No additional parameters

`[HPC.pass]`

No additional parameters

`[HPC.hpcdirs]`

No additional parameters

`[HPC.slurm]`

No additional parameters

`[HPC.RFD]`

guiding_potentials: Our host lab has found that these specific weights bias RFdiffusion towards better binders, adjust at your own risk. More information on adjusting potentials in the RFdiffusion repo
noise_scale_ca: Our host lab has found that these specific weights bias RFdiffusion towards better binders, adjust at your own risk. More information on adjusting potentials in the RFdiffusion repo
noise_scale_frame: Our host lab has found that these specific weights bias RFdiffusion towards better binders, adjust at your own risk. More information on adjusting potentials in the RFdiffusion repo
bashtime: the delay, in bash-readable time to wait before running RFDiffusion, see: https://linux.die.net/man/3/sleep

`[HPC.MPNN]`

relax_cycles: EZBinder default is zero, we didn’t see significant improvements for the significant computational cost. We’ve exposed the configuration option, but haven’t tested other settings.
seqs_per_struct: Number of sequences to generate per backbone structure debug: Include debug output.
bashtime: the delay, in bash-readable time to wait before running ProteinMPNN. This should be a few minutes after RFdiffusion has successfully executed.

`[HPC.ESM]`

bashtime: the delay, in bash-readable time to wait before running ESMFold. This should be a few minutes after ProteinMPNN has successfully executed.

`[HPC.zipup]`

archivename: Name of the archive of the working directory.
bashtime: the delay, in bash-readable time to wait before compressing the working directory into archivename.tar.gz. This should be a few minutes after ESMFold has been successfully executed.

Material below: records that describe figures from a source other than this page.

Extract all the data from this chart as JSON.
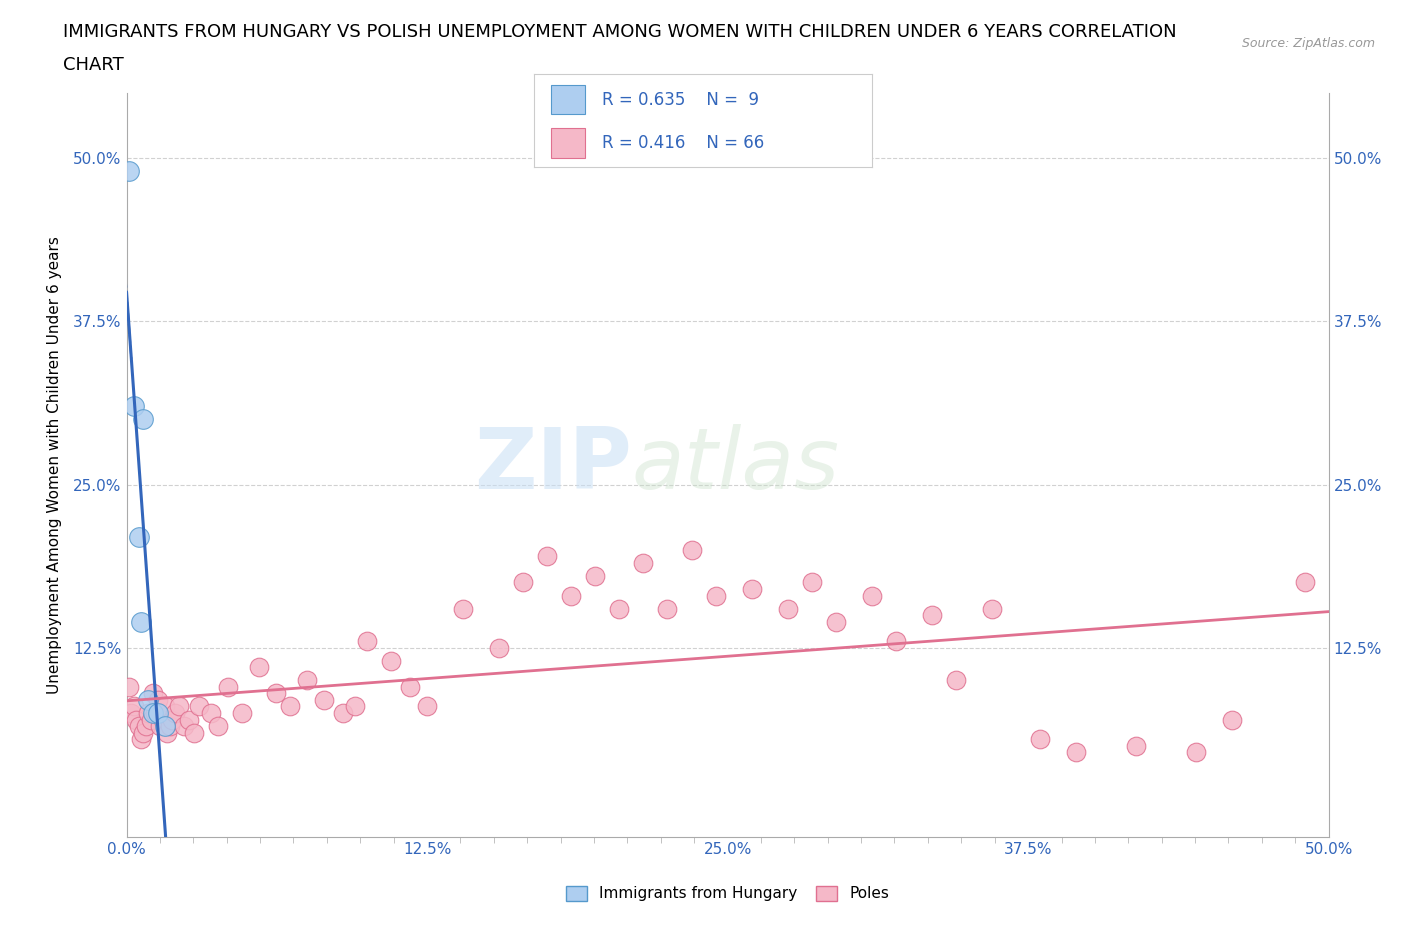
{
  "title_line1": "IMMIGRANTS FROM HUNGARY VS POLISH UNEMPLOYMENT AMONG WOMEN WITH CHILDREN UNDER 6 YEARS CORRELATION",
  "title_line2": "CHART",
  "source_text": "Source: ZipAtlas.com",
  "ylabel": "Unemployment Among Women with Children Under 6 years",
  "xlim": [
    0.0,
    0.5
  ],
  "ylim": [
    -0.02,
    0.55
  ],
  "xtick_labels": [
    "0.0%",
    "",
    "",
    "",
    "",
    "",
    "",
    "",
    "",
    "12.5%",
    "",
    "",
    "",
    "",
    "",
    "",
    "",
    "",
    "25.0%",
    "",
    "",
    "",
    "",
    "",
    "",
    "",
    "",
    "37.5%",
    "",
    "",
    "",
    "",
    "",
    "",
    "",
    "",
    "50.0%"
  ],
  "xtick_values": [
    0.0,
    0.0139,
    0.0278,
    0.0417,
    0.0556,
    0.0694,
    0.0833,
    0.0972,
    0.1111,
    0.125,
    0.1389,
    0.1528,
    0.1667,
    0.1806,
    0.1944,
    0.2083,
    0.2222,
    0.2361,
    0.25,
    0.2639,
    0.2778,
    0.2917,
    0.3056,
    0.3194,
    0.3333,
    0.3472,
    0.3611,
    0.375,
    0.3889,
    0.4028,
    0.4167,
    0.4306,
    0.4444,
    0.4583,
    0.4722,
    0.4861,
    0.5
  ],
  "xtick_major_values": [
    0.0,
    0.125,
    0.25,
    0.375,
    0.5
  ],
  "xtick_major_labels": [
    "0.0%",
    "12.5%",
    "25.0%",
    "37.5%",
    "50.0%"
  ],
  "ytick_values": [
    0.125,
    0.25,
    0.375,
    0.5
  ],
  "ytick_labels": [
    "12.5%",
    "25.0%",
    "37.5%",
    "50.0%"
  ],
  "hungary_color": "#aecef0",
  "hungary_edge_color": "#5599cc",
  "poles_color": "#f5b8c8",
  "poles_edge_color": "#e07090",
  "hungary_line_color": "#3366bb",
  "poles_line_color": "#e07090",
  "R_hungary": 0.635,
  "N_hungary": 9,
  "R_poles": 0.416,
  "N_poles": 66,
  "legend_R_color": "#3366bb",
  "background_color": "#ffffff",
  "grid_color": "#cccccc",
  "hungary_x": [
    0.001,
    0.003,
    0.005,
    0.006,
    0.007,
    0.009,
    0.011,
    0.013,
    0.016
  ],
  "hungary_y": [
    0.49,
    0.31,
    0.21,
    0.145,
    0.3,
    0.085,
    0.075,
    0.075,
    0.065
  ],
  "poles_x": [
    0.001,
    0.002,
    0.003,
    0.004,
    0.005,
    0.006,
    0.007,
    0.008,
    0.009,
    0.01,
    0.011,
    0.012,
    0.013,
    0.014,
    0.015,
    0.016,
    0.017,
    0.018,
    0.019,
    0.02,
    0.022,
    0.024,
    0.026,
    0.028,
    0.03,
    0.035,
    0.038,
    0.042,
    0.048,
    0.055,
    0.062,
    0.068,
    0.075,
    0.082,
    0.09,
    0.095,
    0.1,
    0.11,
    0.118,
    0.125,
    0.14,
    0.155,
    0.165,
    0.175,
    0.185,
    0.195,
    0.205,
    0.215,
    0.225,
    0.235,
    0.245,
    0.26,
    0.275,
    0.285,
    0.295,
    0.31,
    0.32,
    0.335,
    0.345,
    0.36,
    0.38,
    0.395,
    0.42,
    0.445,
    0.46,
    0.49
  ],
  "poles_y": [
    0.095,
    0.075,
    0.08,
    0.07,
    0.065,
    0.055,
    0.06,
    0.065,
    0.075,
    0.07,
    0.09,
    0.075,
    0.085,
    0.065,
    0.07,
    0.08,
    0.06,
    0.065,
    0.07,
    0.075,
    0.08,
    0.065,
    0.07,
    0.06,
    0.08,
    0.075,
    0.065,
    0.095,
    0.075,
    0.11,
    0.09,
    0.08,
    0.1,
    0.085,
    0.075,
    0.08,
    0.13,
    0.115,
    0.095,
    0.08,
    0.155,
    0.125,
    0.175,
    0.195,
    0.165,
    0.18,
    0.155,
    0.19,
    0.155,
    0.2,
    0.165,
    0.17,
    0.155,
    0.175,
    0.145,
    0.165,
    0.13,
    0.15,
    0.1,
    0.155,
    0.055,
    0.045,
    0.05,
    0.045,
    0.07,
    0.175
  ],
  "watermark_text1": "ZIP",
  "watermark_text2": "atlas",
  "title_fontsize": 13,
  "axis_label_fontsize": 11,
  "tick_fontsize": 11
}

How do I evaluate my binders?

EZBinder puts the ESMFold evaluation metrics in a csv under /working_directory/ESM_outs/#/esmscores.csv.

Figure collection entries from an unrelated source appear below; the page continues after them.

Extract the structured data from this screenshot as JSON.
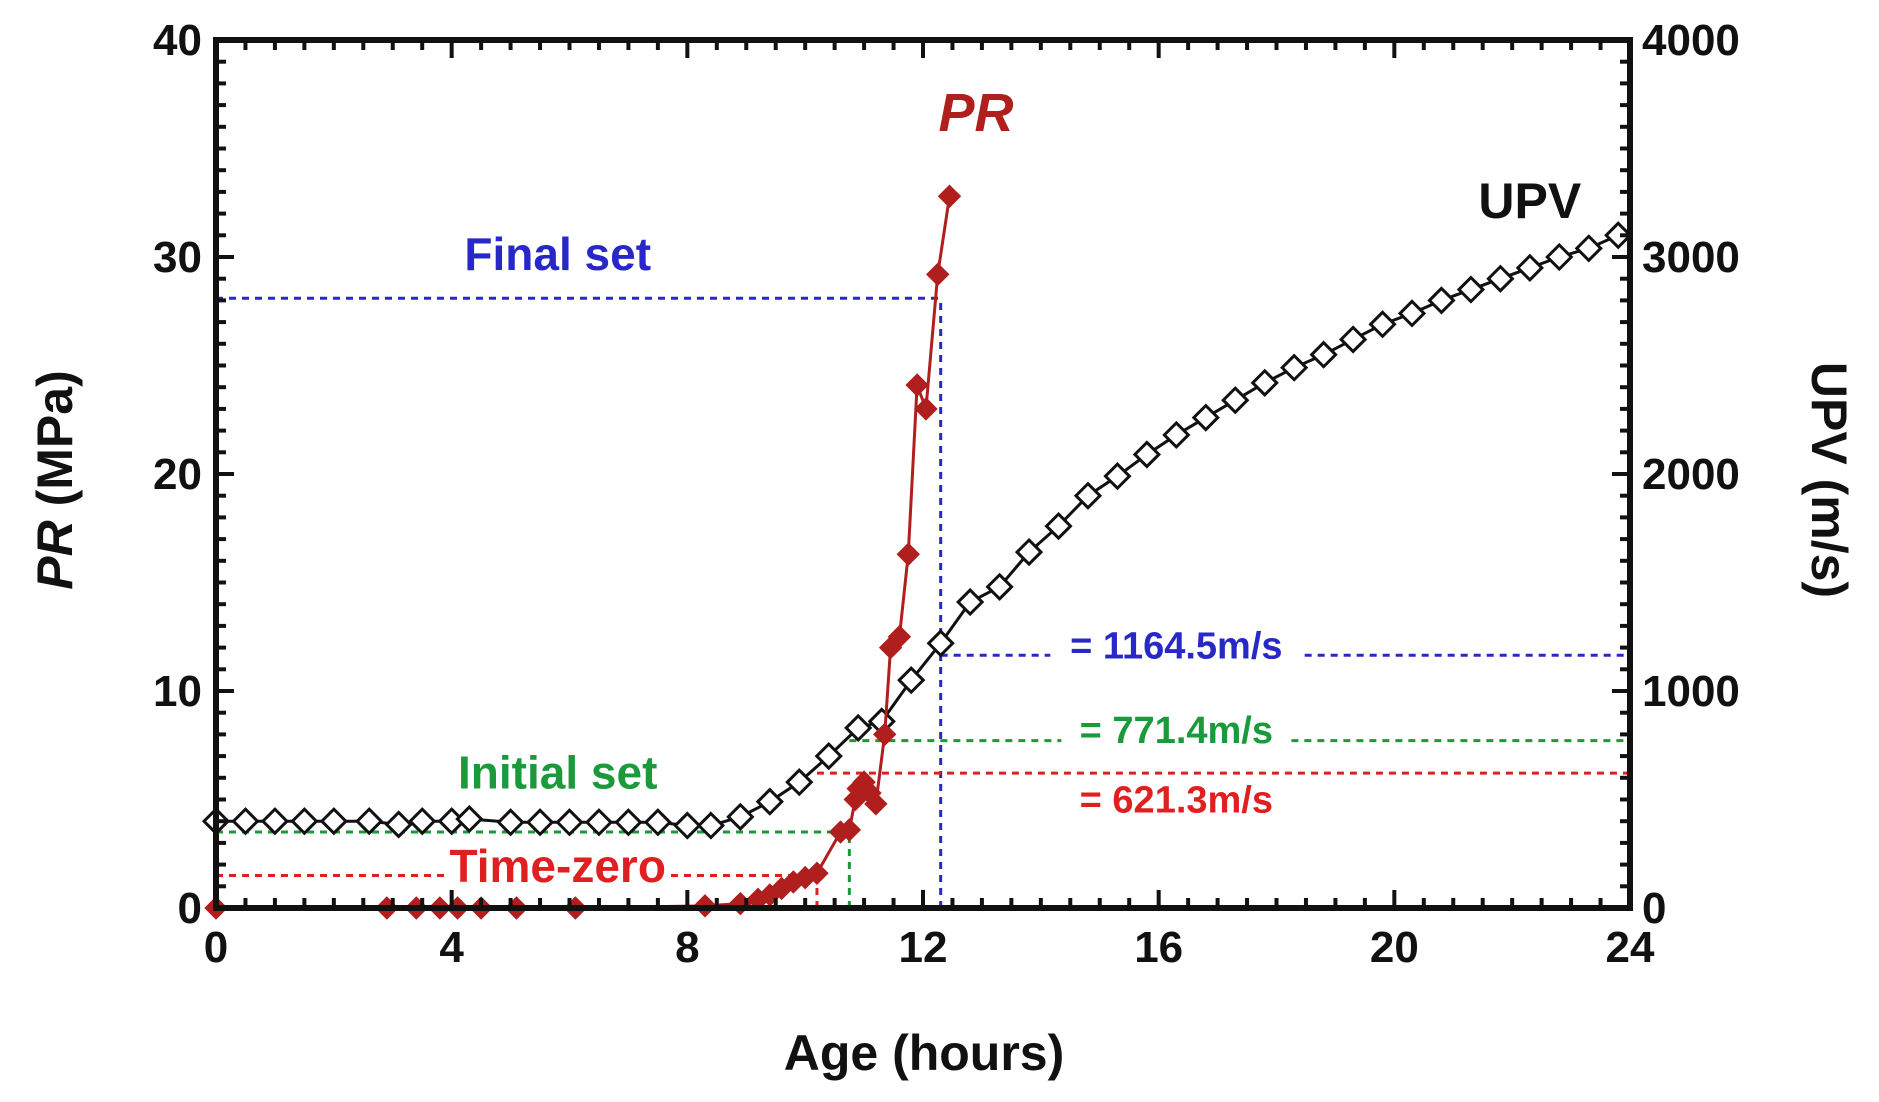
{
  "chart_data": {
    "type": "line",
    "xlabel": "Age (hours)",
    "ylabel_left": {
      "italic": "PR",
      "rest": " (MPa)"
    },
    "ylabel_right": "UPV (m/s)",
    "xlim": [
      0,
      24
    ],
    "ylim_left": [
      0,
      40
    ],
    "ylim_right": [
      0,
      4000
    ],
    "xticks": [
      0,
      4,
      8,
      12,
      16,
      20,
      24
    ],
    "yticks_left": [
      0,
      10,
      20,
      30,
      40
    ],
    "yticks_right": [
      0,
      1000,
      2000,
      3000,
      4000
    ],
    "grid": false,
    "series": [
      {
        "name": "PR",
        "axis": "left",
        "color": "#b01e1e",
        "marker": "filled-diamond",
        "points": [
          [
            0,
            0
          ],
          [
            2.9,
            0
          ],
          [
            3.4,
            0
          ],
          [
            3.8,
            0
          ],
          [
            4.1,
            0
          ],
          [
            4.5,
            0
          ],
          [
            5.1,
            0
          ],
          [
            6.1,
            0
          ],
          [
            8.3,
            0.1
          ],
          [
            8.9,
            0.2
          ],
          [
            9.2,
            0.4
          ],
          [
            9.4,
            0.6
          ],
          [
            9.6,
            0.9
          ],
          [
            9.8,
            1.2
          ],
          [
            10.0,
            1.4
          ],
          [
            10.2,
            1.6
          ],
          [
            10.6,
            3.5
          ],
          [
            10.75,
            3.6
          ],
          [
            10.85,
            5.0
          ],
          [
            10.9,
            5.5
          ],
          [
            11.0,
            5.8
          ],
          [
            11.1,
            5.3
          ],
          [
            11.2,
            4.8
          ],
          [
            11.35,
            8.0
          ],
          [
            11.45,
            12.0
          ],
          [
            11.6,
            12.5
          ],
          [
            11.75,
            16.3
          ],
          [
            11.9,
            24.1
          ],
          [
            12.05,
            23.0
          ],
          [
            12.25,
            29.2
          ],
          [
            12.45,
            32.8
          ]
        ]
      },
      {
        "name": "UPV",
        "axis": "right",
        "color": "#111111",
        "marker": "open-diamond",
        "points": [
          [
            0,
            400
          ],
          [
            0.5,
            400
          ],
          [
            1.0,
            400
          ],
          [
            1.5,
            400
          ],
          [
            2.0,
            400
          ],
          [
            2.6,
            400
          ],
          [
            3.1,
            385
          ],
          [
            3.5,
            400
          ],
          [
            4.0,
            400
          ],
          [
            4.3,
            410
          ],
          [
            5.0,
            395
          ],
          [
            5.5,
            395
          ],
          [
            6.0,
            395
          ],
          [
            6.5,
            395
          ],
          [
            7.0,
            395
          ],
          [
            7.5,
            395
          ],
          [
            8.0,
            380
          ],
          [
            8.4,
            380
          ],
          [
            8.9,
            420
          ],
          [
            9.4,
            490
          ],
          [
            9.9,
            580
          ],
          [
            10.4,
            700
          ],
          [
            10.9,
            830
          ],
          [
            11.3,
            860
          ],
          [
            11.8,
            1050
          ],
          [
            12.3,
            1220
          ],
          [
            12.8,
            1410
          ],
          [
            13.3,
            1480
          ],
          [
            13.8,
            1640
          ],
          [
            14.3,
            1760
          ],
          [
            14.8,
            1900
          ],
          [
            15.3,
            1990
          ],
          [
            15.8,
            2090
          ],
          [
            16.3,
            2180
          ],
          [
            16.8,
            2260
          ],
          [
            17.3,
            2340
          ],
          [
            17.8,
            2420
          ],
          [
            18.3,
            2490
          ],
          [
            18.8,
            2550
          ],
          [
            19.3,
            2620
          ],
          [
            19.8,
            2690
          ],
          [
            20.3,
            2740
          ],
          [
            20.8,
            2800
          ],
          [
            21.3,
            2850
          ],
          [
            21.8,
            2900
          ],
          [
            22.3,
            2950
          ],
          [
            22.8,
            3000
          ],
          [
            23.3,
            3040
          ],
          [
            23.8,
            3100
          ]
        ]
      }
    ],
    "annotations": {
      "pr_label": {
        "text": "PR",
        "x": 12.9,
        "y": 35.8,
        "color": "#b01e1e"
      },
      "upv_label": {
        "text": "UPV",
        "x": 22.3,
        "y": 31.8,
        "color": "#111111"
      },
      "final_set": {
        "text": "Final set",
        "x": 5.8,
        "y": 29.4,
        "color": "#2828c8"
      },
      "initial_set": {
        "text": "Initial set",
        "x": 5.8,
        "y": 5.5,
        "color": "#1a9a3a"
      },
      "time_zero": {
        "text": "Time-zero",
        "x": 5.8,
        "y": 1.2,
        "color": "#e02020"
      },
      "upv_final": {
        "text": "= 1164.5m/s",
        "x": 16.3,
        "y": 1150,
        "color": "#2828c8"
      },
      "upv_initial": {
        "text": "= 771.4m/s",
        "x": 16.3,
        "y": 760,
        "color": "#1a9a3a"
      },
      "upv_timezero": {
        "text": "= 621.3m/s",
        "x": 16.3,
        "y": 440,
        "color": "#e02020"
      }
    },
    "reference_lines": {
      "final_set": {
        "time": 12.3,
        "pr": 28.1,
        "upv": 1164.5,
        "color": "#2828c8"
      },
      "initial_set": {
        "time": 10.75,
        "pr": 3.5,
        "upv": 771.4,
        "color": "#1a9a3a"
      },
      "time_zero": {
        "time": 10.2,
        "pr": 1.5,
        "upv": 621.3,
        "color": "#e02020"
      }
    }
  }
}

The most predictive metric is mean_plddt, and this is also the easiest to interpret. We suggest that any binders with a pLDDT greater than 90, PAE < 10, and PTM > 0.7 is a good candidate for docking and/or experimental validation.

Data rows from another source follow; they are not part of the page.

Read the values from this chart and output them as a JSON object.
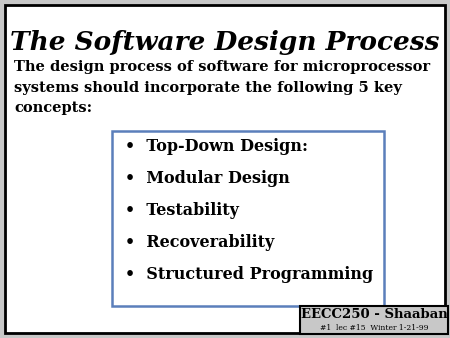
{
  "title": "The Software Design Process",
  "intro_text": "The design process of software for microprocessor\nsystems should incorporate the following 5 key\nconcepts:",
  "bullet_items": [
    "Top-Down Design:",
    "Modular Design",
    "Testability",
    "Recoverability",
    "Structured Programming"
  ],
  "footer_label": "EECC250 - Shaaban",
  "footer_sublabel": "#1  lec #15  Winter 1-21-99",
  "bg_color": "#c8c8c8",
  "slide_bg": "#ffffff",
  "border_color": "#000000",
  "box_border_color": "#5b7fbb",
  "title_fontsize": 19,
  "intro_fontsize": 10.5,
  "bullet_fontsize": 11.5,
  "footer_fontsize": 9.5,
  "footer_sub_fontsize": 5.5
}
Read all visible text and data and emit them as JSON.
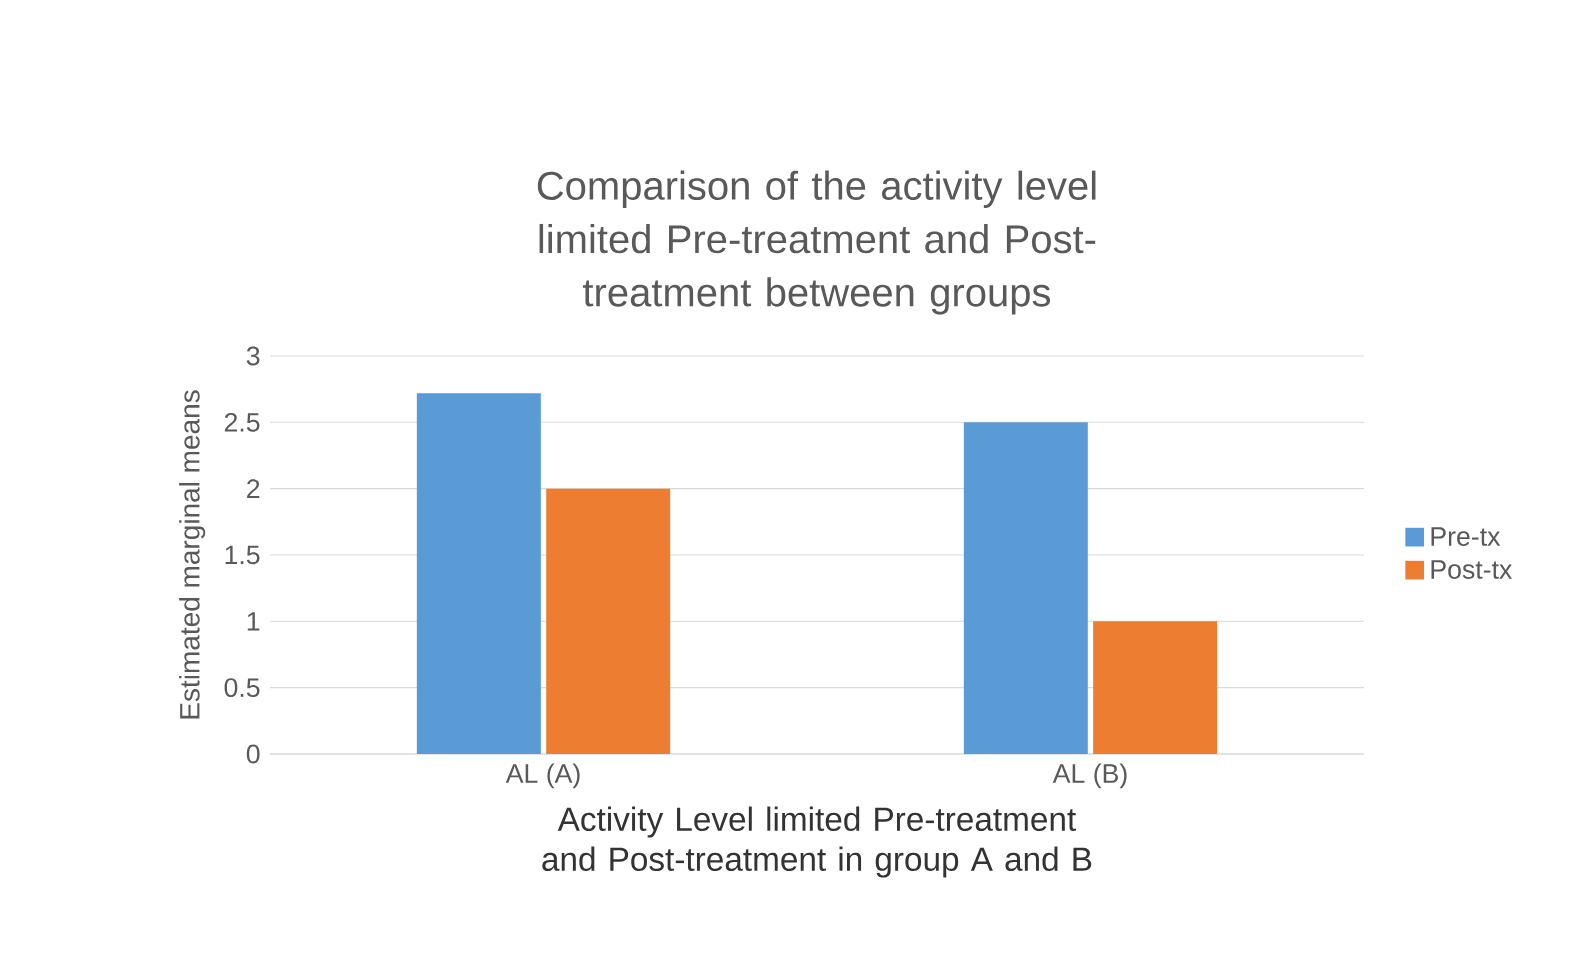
{
  "chart_data": {
    "type": "bar",
    "title": "Comparison of the activity level limited Pre-treatment and Post-treatment between groups",
    "xlabel": "Activity Level limited Pre-treatment and Post-treatment in group A and B",
    "ylabel": "Estimated marginal means",
    "categories": [
      "AL (A)",
      "AL (B)"
    ],
    "series": [
      {
        "name": "Pre-tx",
        "color": "#5b9bd5",
        "values": [
          2.72,
          2.5
        ]
      },
      {
        "name": "Post-tx",
        "color": "#ed7d31",
        "values": [
          2,
          1
        ]
      }
    ],
    "ylim": [
      0,
      3
    ],
    "yticks": [
      0,
      0.5,
      1,
      1.5,
      2,
      2.5,
      3
    ],
    "grid": "y",
    "legend": "right"
  }
}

Design: this is the name of the ProteinMPNN sequence that ESMFold used as an input. This is also the name of the output pdb.
input_sequence: the amino acid sequence used.
mean_plddt: Predicted per-residue scores on the lDDT-Cα metric. Higher is better; a good rule of thumb is that a pLDDT greater than 90 is very high accuracy, 70-90 is high accuracy, and 50-70 is low accuracy. More information on pLDDT metrics here.
meanpae: PAE is “Predicted Aligned Error”. This is usually used to evaluate protein structure on a per-residue basis, but we found that when compressed into a single value it is still correlated with pLDDT. Lower values are best, proteins with PAE values greater than 10 are unlikely to work experimentally.
substratepae: PAE for the target in a complex prediction, 0 for monomer binders
binderpae: PAE for the binder in a complex prediction, 0 for monomer binders
ptm: Predicted TM-score, the predicted similarity between the designed binder and an existing structure in pdb. A value > 0.5 is good confidence, and > 0.7 is high confidence: A higher score is generally better. More information on pTM can be found on the ESM Metagenomic Atlas and the ESMFold Paper.
seq_hash: The sha1sum of the amino acid sequence of a protein. EZBinder names binders uniquely within runs, but in order to keep a unique value when comparing runs a fully unique value is required. EZBinder doesn’t produce this value directly, but we’ve included it in our sample data for 5 EZBinder runs.